In known oil extraction techniques, gas is injected into a tube of crude oil to lift the oil up the tube where the oil reservoir pressure itself is insufficient to do so, or to increase the oil flow rate further. This technique is often referred to as “gas lift”. Pressured gas is supplied to the annulus between the outside well-bore casing and the inner production tubing string and injected into the base of the liquid column in the tubing string through a down-hole gas lift valve. The effect is to aerate the crude oil, reducing its density and causing the resultant gas/oil mixture to flow up the tubing.
A known form of gas lift oil well configuration is depicted schematically in FIG. 1. Pressurized gas is supplied by a compressor station 2 to an injection gas manifold 4. The manifold splits the gas supply into four separate feeds for respective wells 6. Each well includes an outer well-bore casing 8 surrounding an inner production tubing string or pipe 10. The gas is fed into the annulus 12 defined between the casing and tubing string. The gas is then injected into the tubing string close to its base via a gas lift valve 14.

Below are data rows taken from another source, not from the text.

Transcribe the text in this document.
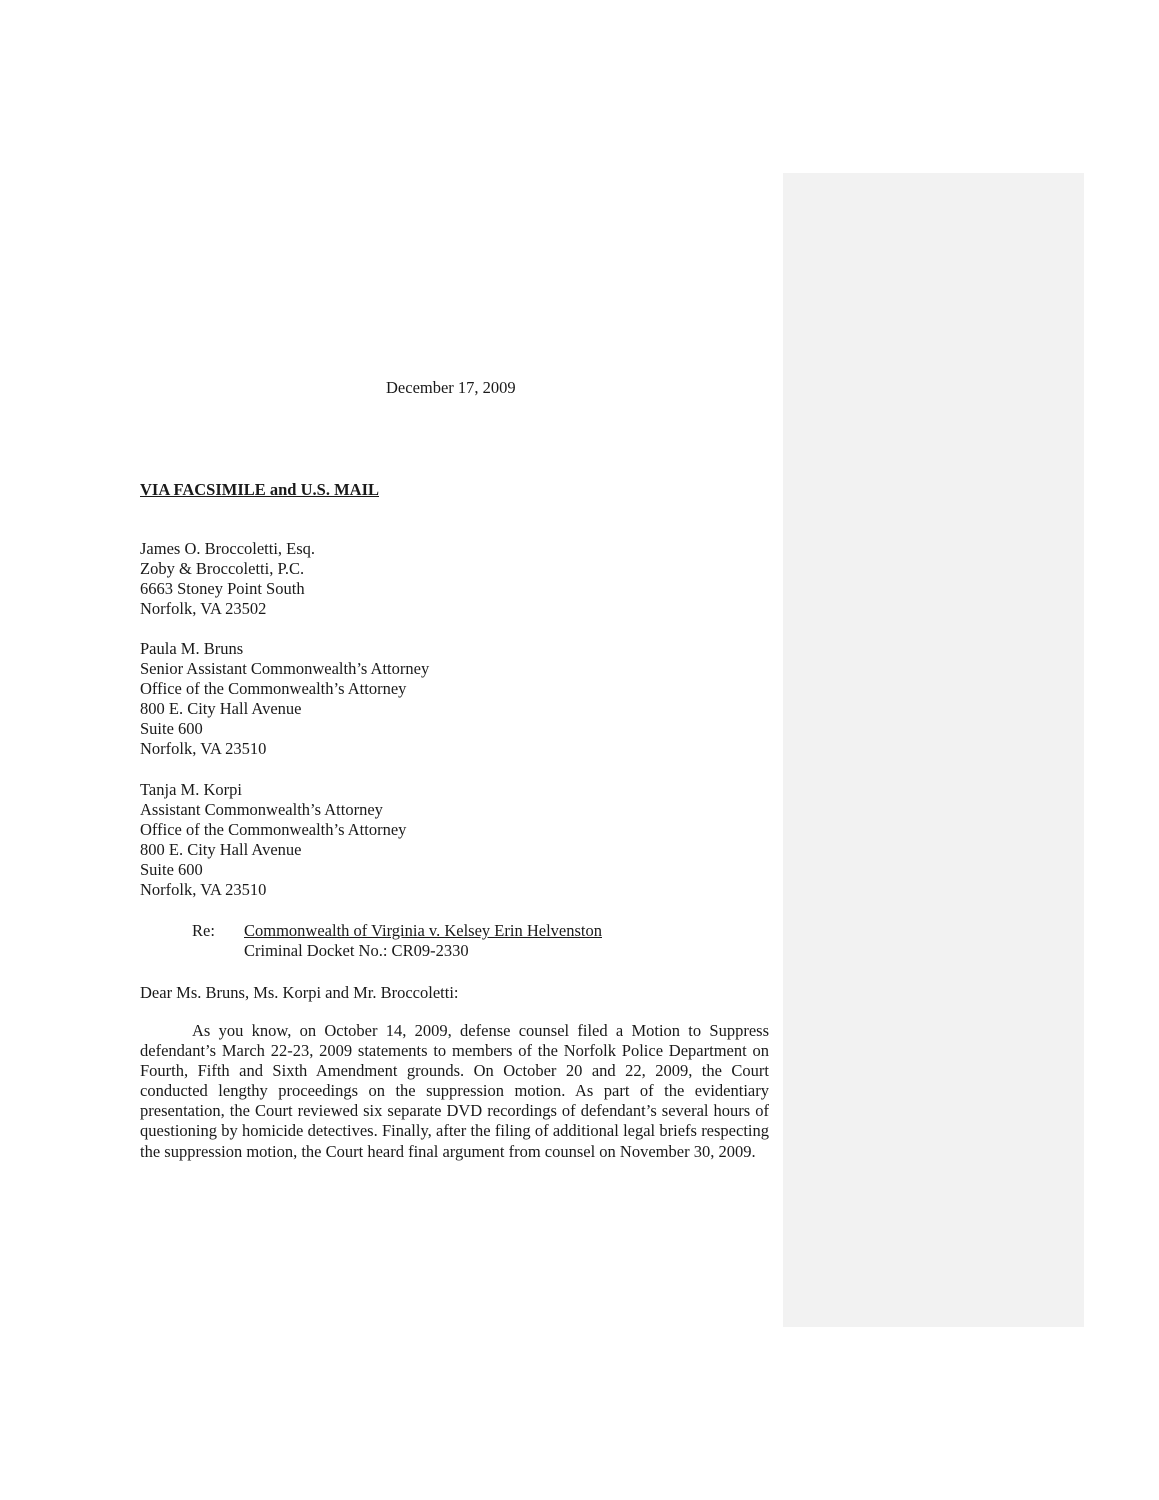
December 17, 2009
VIA FACSIMILE and U.S. MAIL
James O. Broccoletti, Esq.
Zoby & Broccoletti, P.C.
6663 Stoney Point South
Norfolk, VA 23502
Paula M. Bruns
Senior Assistant Commonwealth’s Attorney
Office of the Commonwealth’s Attorney
800 E. City Hall Avenue
Suite 600
Norfolk, VA 23510
Tanja M. Korpi
Assistant Commonwealth’s Attorney
Office of the Commonwealth’s Attorney
800 E. City Hall Avenue
Suite 600
Norfolk, VA 23510
Re: Commonwealth of Virginia v. Kelsey Erin Helvenston
Criminal Docket No.: CR09-2330
Dear Ms. Bruns, Ms. Korpi and Mr. Broccoletti:
As you know, on October 14, 2009, defense counsel filed a Motion to Suppress defendant’s March 22-23, 2009 statements to members of the Norfolk Police Department on Fourth, Fifth and Sixth Amendment grounds. On October 20 and 22, 2009, the Court conducted lengthy proceedings on the suppression motion. As part of the evidentiary presentation, the Court reviewed six separate DVD recordings of defendant’s several hours of questioning by homicide detectives. Finally, after the filing of additional legal briefs respecting the suppression motion, the Court heard final argument from counsel on November 30, 2009.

Crude oil 16 is drawn up the tubing string and mixes with the injected gas as the mixture is lifted upwards. The mixture is fed out of the well head 16 to a production manifold 18 where it is combined with the supplies of the other wells 6. The combined mixture is fed to gas/oil separator 20. Here, the injected gas is separated from the oil and fed to compressor station 2 for re-compression and re-injection. The extracted oil is fed to storage 22, before onward supply along pipeline 24.

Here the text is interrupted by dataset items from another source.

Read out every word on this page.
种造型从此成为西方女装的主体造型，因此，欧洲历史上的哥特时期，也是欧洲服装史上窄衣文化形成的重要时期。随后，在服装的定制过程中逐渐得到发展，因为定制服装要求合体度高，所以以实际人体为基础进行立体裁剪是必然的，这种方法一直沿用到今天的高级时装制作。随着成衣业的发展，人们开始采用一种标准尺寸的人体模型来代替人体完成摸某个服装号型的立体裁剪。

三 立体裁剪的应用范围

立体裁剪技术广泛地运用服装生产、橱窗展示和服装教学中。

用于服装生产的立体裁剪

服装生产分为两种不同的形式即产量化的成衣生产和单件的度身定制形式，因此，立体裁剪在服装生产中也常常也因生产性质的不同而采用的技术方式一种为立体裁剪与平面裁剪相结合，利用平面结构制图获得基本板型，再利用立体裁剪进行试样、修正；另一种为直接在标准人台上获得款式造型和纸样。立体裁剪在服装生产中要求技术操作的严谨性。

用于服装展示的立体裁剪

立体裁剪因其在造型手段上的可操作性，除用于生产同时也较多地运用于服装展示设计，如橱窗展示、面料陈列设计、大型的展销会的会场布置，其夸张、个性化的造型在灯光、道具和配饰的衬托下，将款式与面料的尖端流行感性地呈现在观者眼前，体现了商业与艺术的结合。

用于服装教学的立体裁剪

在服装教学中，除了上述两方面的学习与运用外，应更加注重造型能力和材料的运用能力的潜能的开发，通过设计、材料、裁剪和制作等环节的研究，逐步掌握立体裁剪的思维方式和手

The amount of gas to be injected into a particular well to maximise oil production varies according to a number of factors, such as the well conditions and geometries. The liquid protection rate will also vary depending on the viscosity of the extracted liquid and the geographical location of the well itself. A graph illustrating a typical relationship between gas injection rate and liquid production rate is shown in FIG. 2. This form of graph is commonly referred to as a “gas lift performance curve”, and is generated on the basis of a constant injection pressure of the gas. Too much or too little injected gas will result in deviation from the most efficient production state. The primary aim of optimization is to ensure that lift gas is applied to each individual well at a rate which achieves the maximum production from the field, whilst minimising the consumption of compressed gas. In the example shown, the production rate is optimized at a gas injection rate of around 0.9 MMscf/d (million standard cubic feet per day) and a gas injection valve orifice size would be selected accordingly.
In existing gas lift configurations, the gas lift valve has an orifice diameter selected to maximise production from a given well based on the gas pressure supplied to the well. However, if circumstances change and a different gas flow rate is desired to optimize production, it is necessary to halt production before the orifice can be replaced by one of the desired diameter. An “unloading” procedure must then be carried out to resume production.
Unloading the well-bore is a laborious process, as will be apparent from the following discussion with reference to FIGS. 3A to 3C. Several gas injection valves are used to provide different pressure-controlled stages to sequentially remove static fluid from the annulus during gas lift start-up. In addition to gas lift valve 14, the well-bore depicted has unloading valves 30,32. Initially, the injection pressure depresses the liquid level in the annulus between the outer well-bore casing 8 and the inner production tubing string 10, flushing out the annulus 12 until valve 30 is uncovered as shown in FIG. 3B. At this point, gas is injected in to the inner tubing 10 via valve 30, decreasing the tubing pressure. As the inner tubing pressure drops, the liquid level in the annulus 12 also drops. At the point where valve 32 is uncovered as shown in FIG. 3C, gas is injected into the inner tubing 10 via valve 32 and valve 30 is shut off. This continues until the unloading process is completed.
In practice, the unloading and gas lift valves are often provided in side mandrels, as shown in FIG. 4. Each mandrel 40 is usually formed with the tubing string deployed in a well-bore using “kick-over” tools to physically deform the sidewall of the tubing, which is itself a time-consuming and difficult procedure. Each valve 30, 32 and 14 is installed in a respective mandrel 40. A packer 42 is provided at the base of the annulus 12 and acts as a seal between the oil producing rock formation surrounding the well-bore, the casing 8 and the tubing 10 to prevent gas from entering the producing zone.
To change the orifice size of the gas lift valve 14, it is necessary to terminate gas injection and halt oil production. Slick line trips are used to change the gas lift valve and replace it with one having a different orifice diameter. To resume gas injection, the unloading process is repeated.
It will be appreciated that any modification to existing configurations will need to be able to survive a long time (typically 5 to 10 years) in very harsh conditions underground, at depths of around 1 km or more. The ambient pressure will be very high (200 bar or more) and high temperatures are likely to be experienced.